The Stage Is Set Against France
Spain now travel to Texas to face France, built around Kylian Mbappe’s seven goals this tournament, a return that has taken him to 19 in 19 World Cup appearances overall. Ousmane Dembele and Michael Olise complete an attacking trio that has troubled every defence it has faced, with Desire Doue and Bradley Barcola competing for a fourth forward spot. Olise and Barcola both sit one booking away from a suspension that would rule them out of a final appearance. In midfield, 25-year-old Manu Kone has emerged from relative obscurity to anchor the French engine room, his composed performances catching the eye of Europe’s leading clubs through this tournament.

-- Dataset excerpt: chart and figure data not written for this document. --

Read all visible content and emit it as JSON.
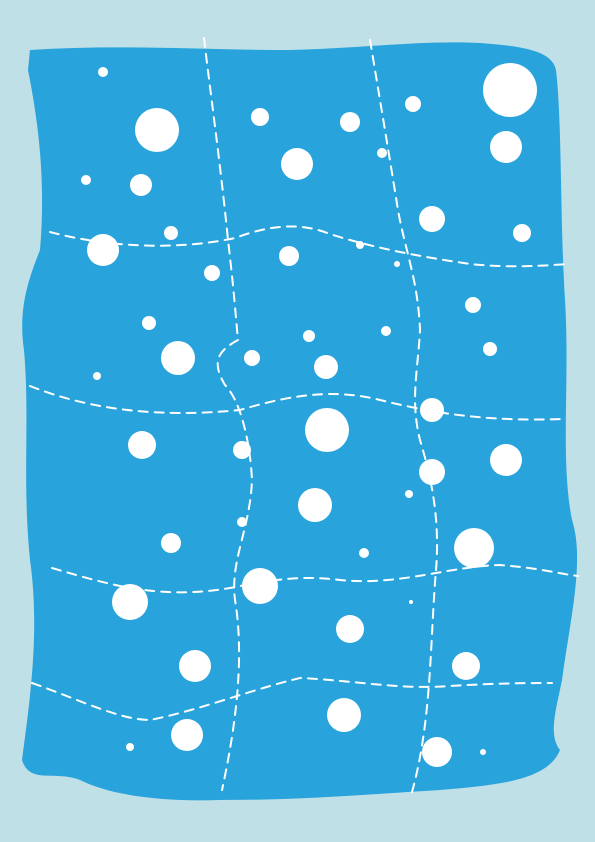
{
  "colors": {
    "background": "#BFE0E6",
    "blanket": "#29A3DC",
    "dots": "#FFFFFF",
    "seams": "#FFFFFF"
  },
  "icons": {
    "artwork": "dotted-blanket",
    "dot": "polka-dot",
    "seam": "dashed-stitch-line"
  }
}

Azpilicueta’s message carried a clear implication heading into that game. Yamal’s dribbling and movement have kept defences occupied through five matches, but a semi-final against the tournament favourites is the kind of stage where his end product needs to catch up with his influence. Spain have found ways to win without him finishing off the highlight reel himself, from Merino’s late intervention against Portugal to his second act against Belgium. Against France, De la Fuente’s side will need their most gifted teenager to start doing that finishing himself.
There is a symmetry in the timing. Yamal turns 19 in the days around the final, meaning he could mark the milestone either lifting the trophy or watching it lifted by somebody else. A standout display against France would settle any lingering questions about his tournament in a single evening.
Azpilicueta pitched his comments as encouragement rather than criticism, careful to note Yamal’s constant threat even without end product to show for it. Whether that reading holds depends largely on what happens in Texas. Spain have shown throughout this tournament that they do not need their most gifted attacker to be their best player every night. A World Cup semi-final places different demands on a team, and different demands on a teenager who has spent two years being told he is the best in the world.
Merino’s own view offers Yamal some cover heading into the biggest match of his career so far. A collective that has already produced winners from a substitute, a centre-back and a converted forward does not need one player carrying every expectation alone. It just needs Yamal to keep doing what he does best, and for the finishing that has so far eluded him to arrive at the moment Spain need it most.
For a player who has been compared to Spain’s greatest attacking talents from the age he was still worrying about missing his own curfew, the request is a simple one: keep creating the chances, but start finishing more of them too. Spain have one more game to find out whether their teenager can do both when it counts most.